1. Der Beschluss des Landgerichts Karlsruhe vom 27.01.2021 - 9 O 9/21 - wird aufgehoben.

2. Der Antrag des Verfügungsklägers auf Erlass einer einstweiligen Verfügung wird zurückgewiesen.

II. Die Kosten des Rechtsstreits werden dem Verfügungskläger auferlegt.

III. Dieses Urteil ist vorläufig vollstreckbar.

 

Gründe

I. - abgekürzte Sachverhaltsdarstellung gemäß §§ 540 Abs. 2, 313a Abs. 1 S. 1 ZPO -

Der Verfügungskläger (fortan: Kläger) begehrt von der Verfügungsbeklagten (fortan: Beklagte) im Wege der einstweiligen Verfügung die Räumung und Herausgabe von Gewerberäumen, die sich in dem Hausanwesen H. 8-12 in P. befinden.

Der Kläger und die W. W. GmbH & Co. KG (dortige Beklagte, fortan: Mieterin) schlossen am 27.01.2020 im Wege des § 278 Abs. 6 ZPO in dem Verfahren 9 O 186/17, Landgericht Karlsruhe, einen Vergleich (A 1). Danach bestand Einigkeit, dass die zwischen den Parteien des Vergleichs bestandenen Mietverhältnisse über die oben genannten Gewerberäume zum 31.12.2019 endeten. Die Mieterin verpflichtete sich, diese Räume zu räumen und an den Kläger herauszugeben.
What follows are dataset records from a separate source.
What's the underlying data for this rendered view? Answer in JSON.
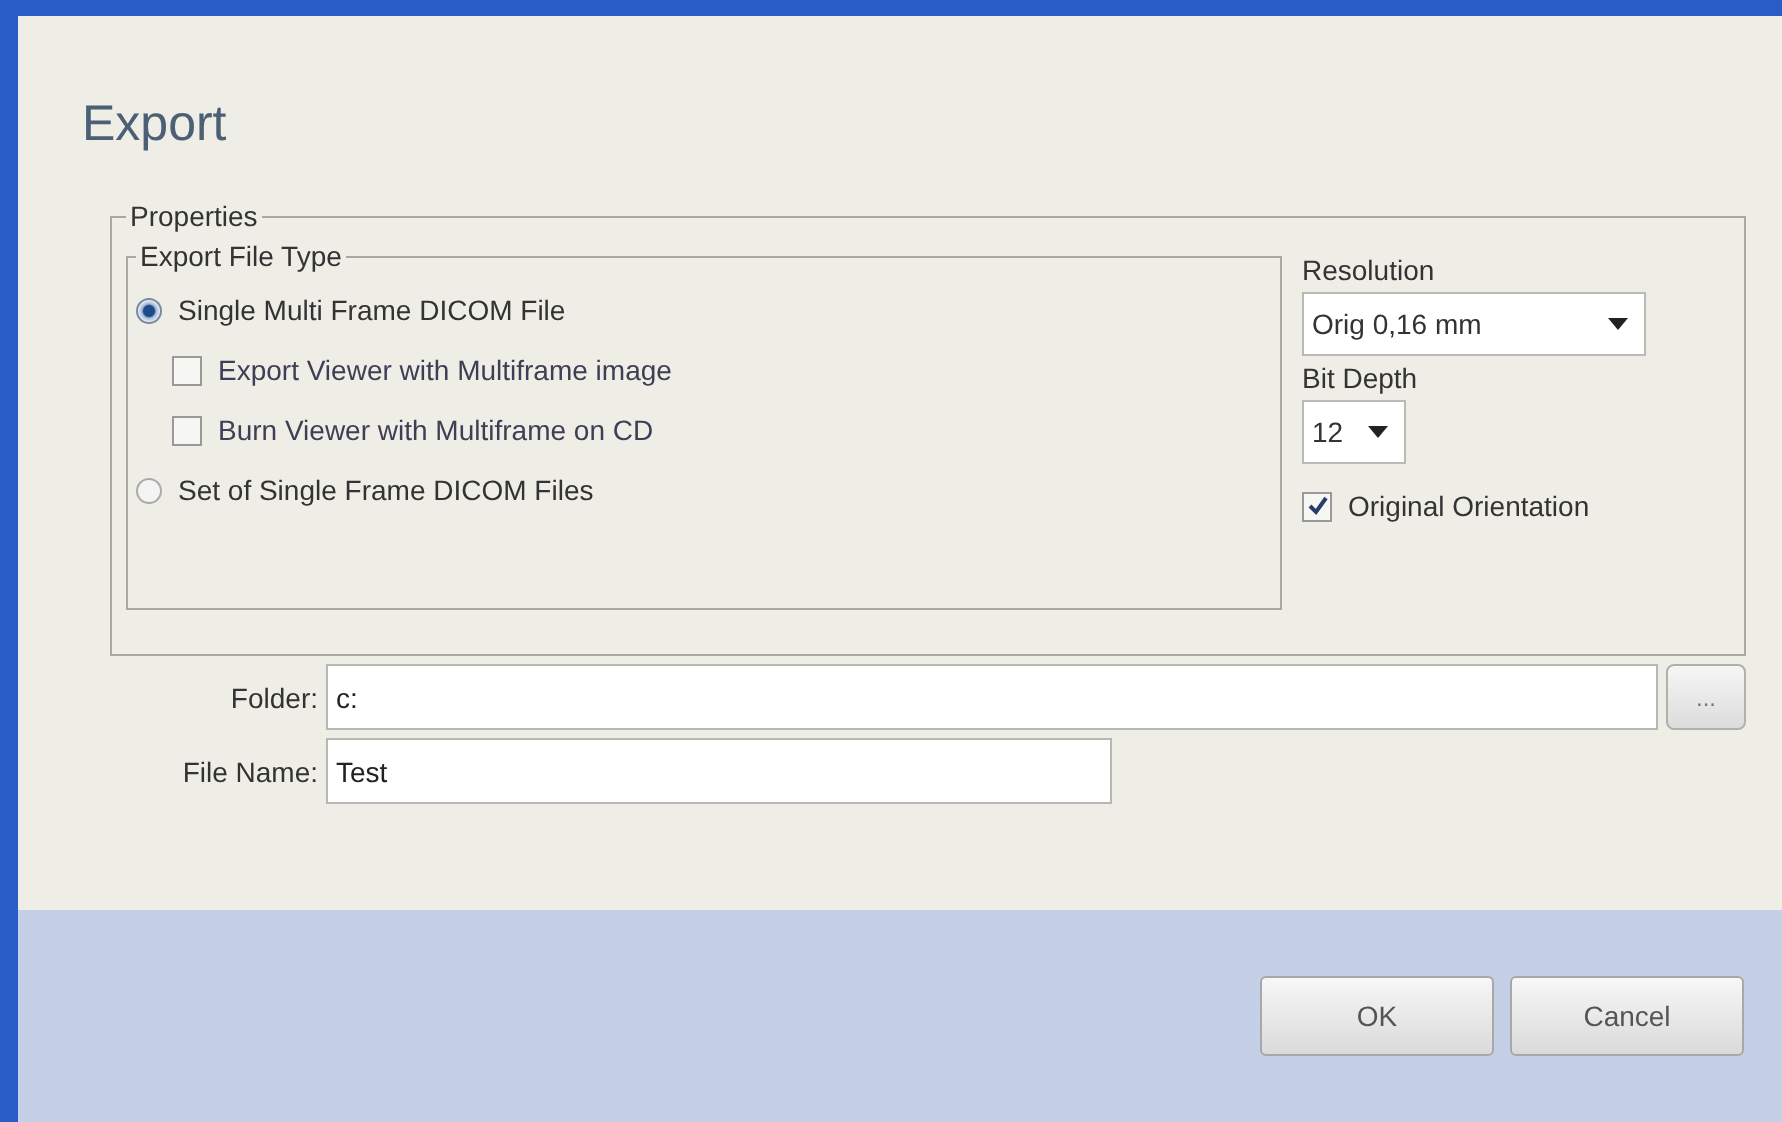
{
  "dialog": {
    "title": "Export"
  },
  "properties": {
    "legend": "Properties",
    "file_type": {
      "legend": "Export File Type",
      "options": [
        {
          "label": "Single Multi Frame DICOM File",
          "selected": true,
          "children": [
            {
              "label": "Export Viewer with Multiframe image",
              "checked": false
            },
            {
              "label": "Burn Viewer with Multiframe on CD",
              "checked": false
            }
          ]
        },
        {
          "label": "Set of Single Frame DICOM Files",
          "selected": false
        }
      ]
    },
    "resolution": {
      "label": "Resolution",
      "value": "Orig 0,16 mm"
    },
    "bit_depth": {
      "label": "Bit Depth",
      "value": "12"
    },
    "orientation": {
      "label": "Original Orientation",
      "checked": true
    }
  },
  "folder": {
    "label": "Folder:",
    "value": "c:",
    "browse": "..."
  },
  "file_name": {
    "label": "File Name:",
    "value": "Test"
  },
  "buttons": [
    "OK",
    "Cancel"
  ]
}
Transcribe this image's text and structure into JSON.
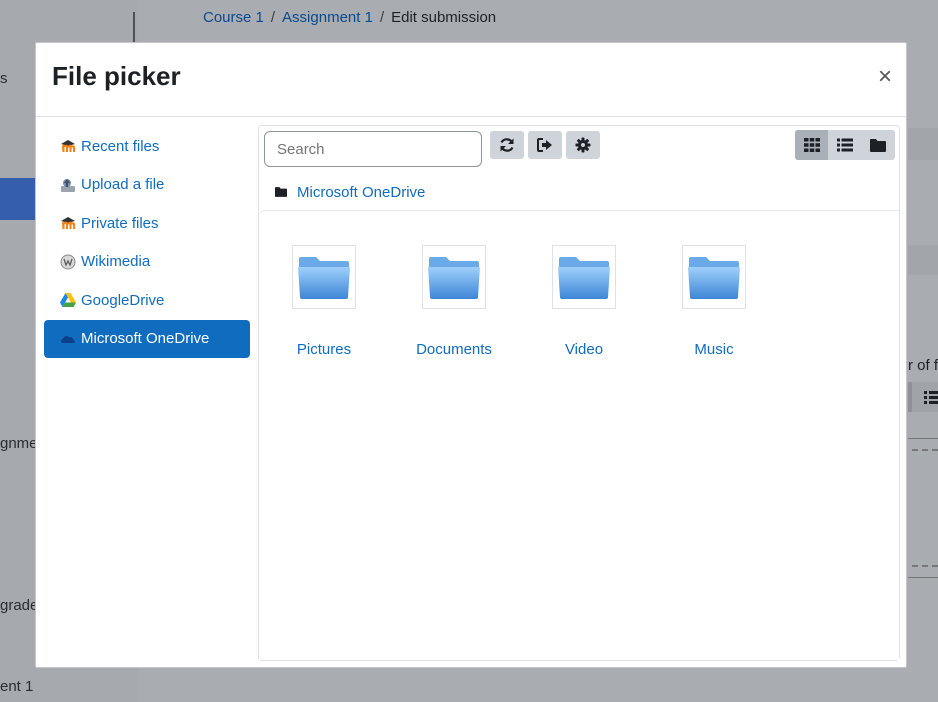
{
  "background": {
    "breadcrumb": [
      "Course 1",
      "Assignment 1",
      "Edit submission"
    ],
    "left_fragments": [
      "s",
      "gnme",
      "grade",
      "ent 1"
    ],
    "right_fragment": "r of f"
  },
  "modal": {
    "title": "File picker",
    "close_label": "×"
  },
  "repositories": [
    {
      "label": "Recent files",
      "icon": "moodle-icon"
    },
    {
      "label": "Upload a file",
      "icon": "upload-icon"
    },
    {
      "label": "Private files",
      "icon": "moodle-icon"
    },
    {
      "label": "Wikimedia",
      "icon": "wikimedia-icon"
    },
    {
      "label": "GoogleDrive",
      "icon": "googledrive-icon"
    },
    {
      "label": "Microsoft OneDrive",
      "icon": "onedrive-icon",
      "active": true
    }
  ],
  "toolbar": {
    "search_placeholder": "Search",
    "refresh_label": "refresh",
    "logout_label": "logout",
    "settings_label": "settings",
    "view_active": "icons"
  },
  "path": {
    "current": "Microsoft OneDrive"
  },
  "files": [
    {
      "name": "Pictures"
    },
    {
      "name": "Documents"
    },
    {
      "name": "Video"
    },
    {
      "name": "Music"
    }
  ],
  "colors": {
    "link": "#0f6cbf",
    "active_bg": "#0f6cbf",
    "button_bg": "#ced4da"
  }
}
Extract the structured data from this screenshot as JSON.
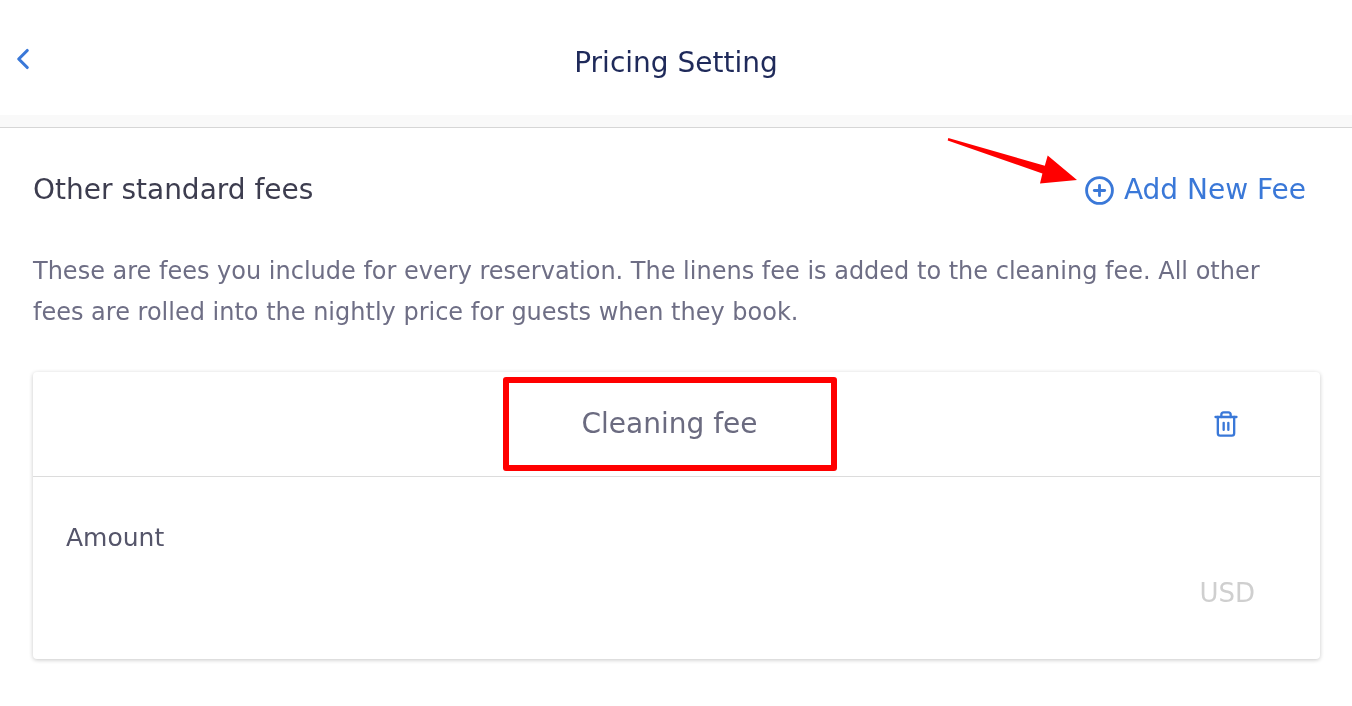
{
  "header": {
    "title": "Pricing Setting"
  },
  "section": {
    "title": "Other standard fees",
    "add_button": {
      "label": "Add New Fee",
      "pointed_at": true
    },
    "description": "These are fees you include for every reservation. The linens fee is added to the cleaning fee. All other fees are rolled into the nightly price for guests when they book."
  },
  "fees": [
    {
      "name": "Cleaning fee",
      "highlighted": true,
      "amount": {
        "label": "Amount",
        "placeholder": "USD"
      }
    }
  ]
}
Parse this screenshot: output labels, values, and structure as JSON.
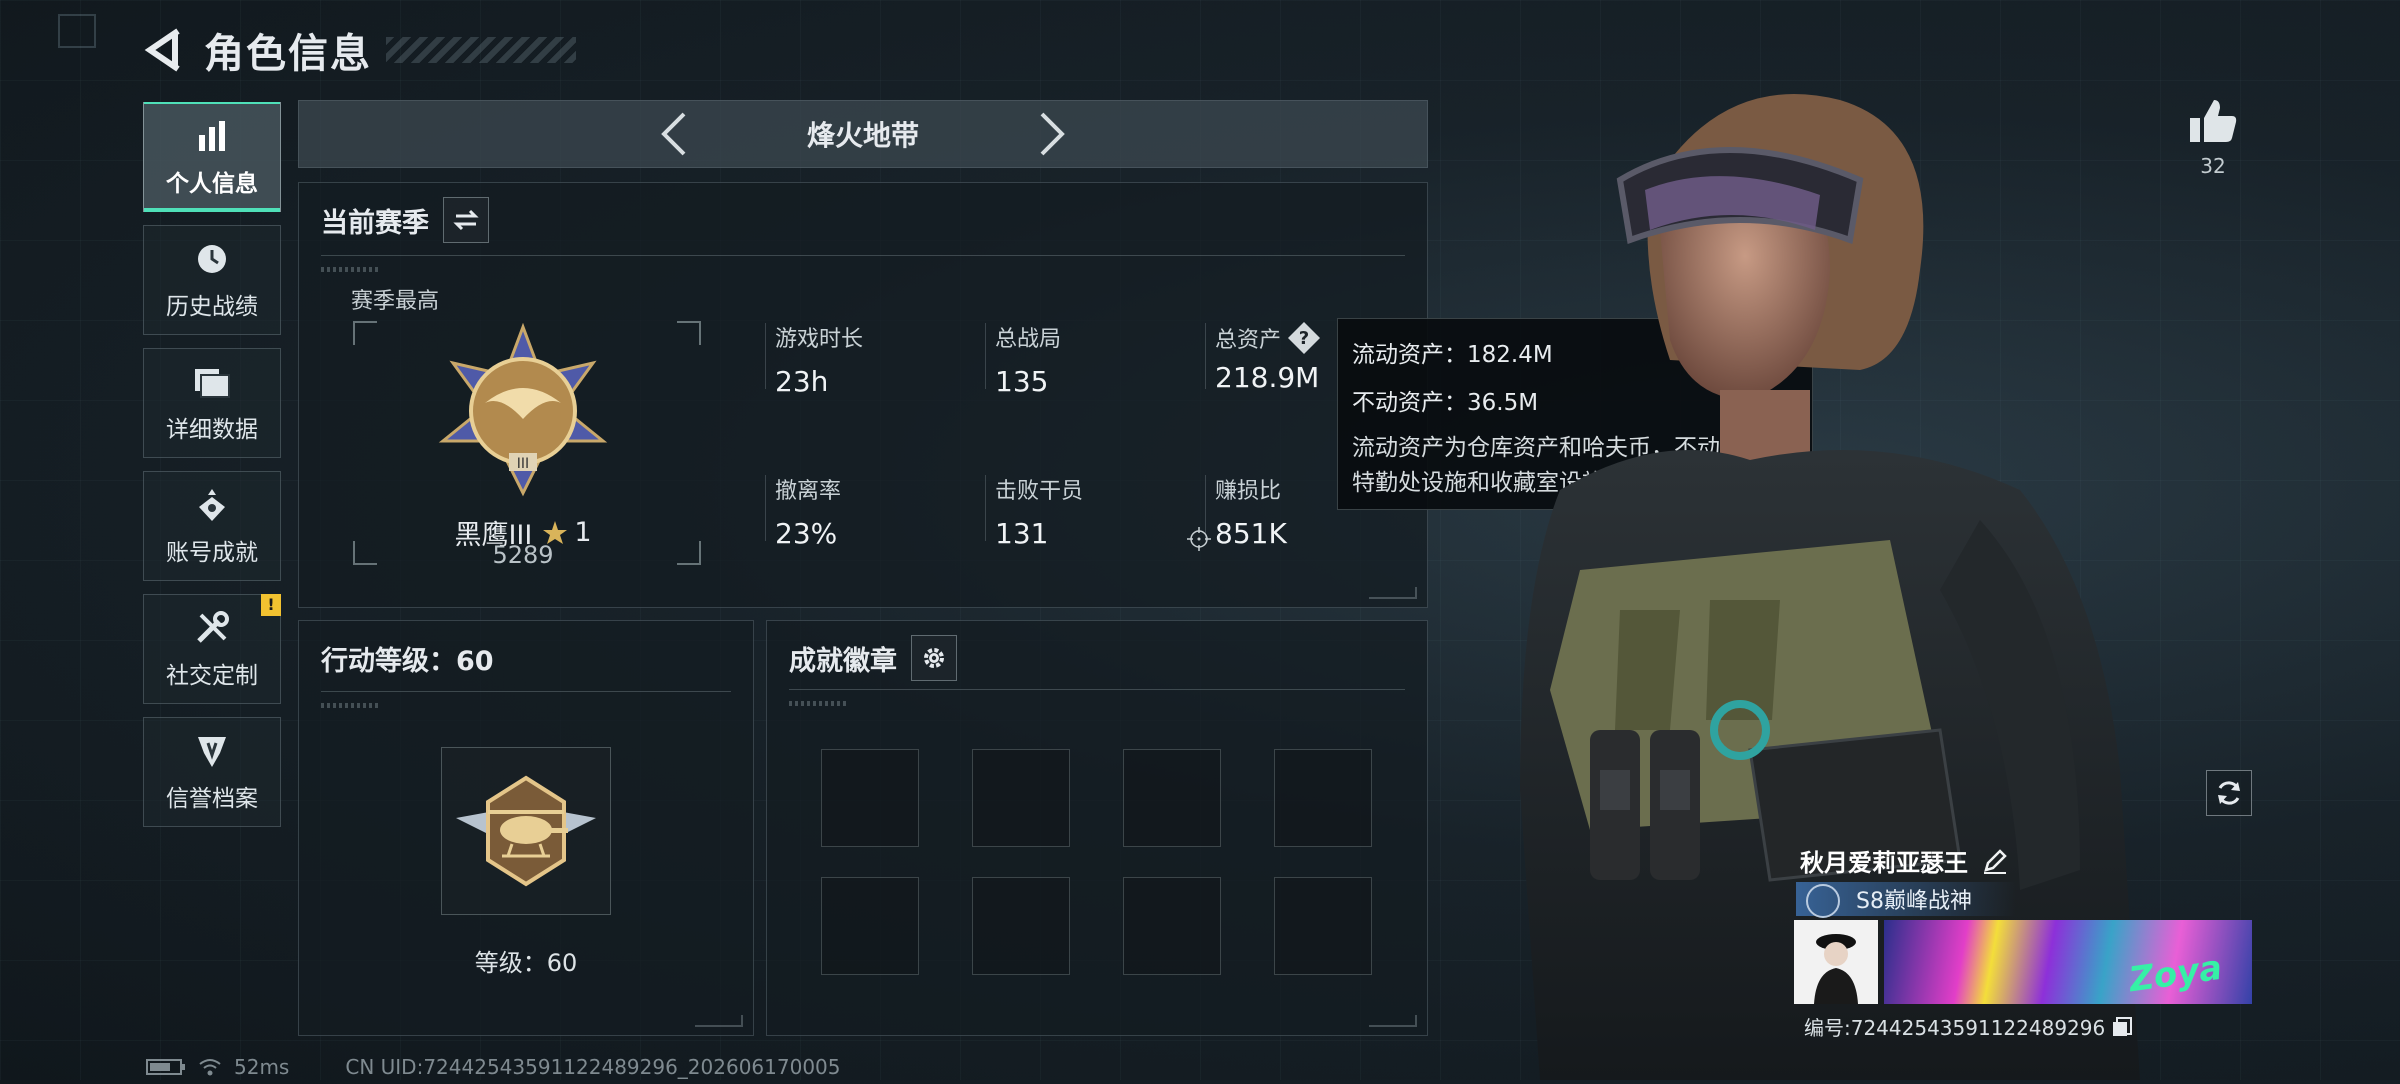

Der Kläger verzichtete auf die Geltendmachung des Räumungstitels bis längstens zum 31.12.2020, wenn und solange die Mieterin die in dem Vergleich vereinbarten monatlichen Zahlungen an den Kläger leistet, was bis zuletzt der Fall war.

Die Mieterin erhob im November 2020 gegen den Kläger Vollstreckungsgegenklage mit der Behauptung, sie habe sich inzwischen mit dem Kläger darauf verständigt, dass das bisherige Nutzungsverhältnis zu einem jährlichen Entgelt von 200.000 EUR brutto ab dem 01.01.2021 für zwei Jahre mit Verlängerungsoptionen fortgesetzt werde. Mit Urteil vom 15.02.2021 wies das Landgericht Karlsruhe (9 O 243/20) die Klage ab, weil es sich nach dem Ergebnis der durchgeführten Beweisaufnahme nicht davon habe überzeugen können, dass der Kläger auf eine Vollstreckung aus dem Räumungsvergleich verzichtet habe und/oder die Mieterin und der Kläger nach Abschluss des Vergleichs eine Fortsetzung des Miet- oder Nutzungsverhältnisses vereinbart hätten. In der mündlichen Verhandlung vom 02.07.2021 vor dem Berufungsgericht (15 U 17/21, OLG Karlsruhe) erklärten die Parteien der Vollstreckungsgegenklage übereinstimmend den Rechtsstreit in der Hauptsache für erledigt. Mit Beschluss vom 21.07.2021 hob das Berufungsgericht die Kosten des Rechtsstreits gegeneinander auf, weil eine Ergänzung und Wiederholung der Beweisaufnahme durch das Berufungsgericht ohne das erledigende Ereignis erforderlich gewesen wäre, deren Ergebnis ungewiss sei.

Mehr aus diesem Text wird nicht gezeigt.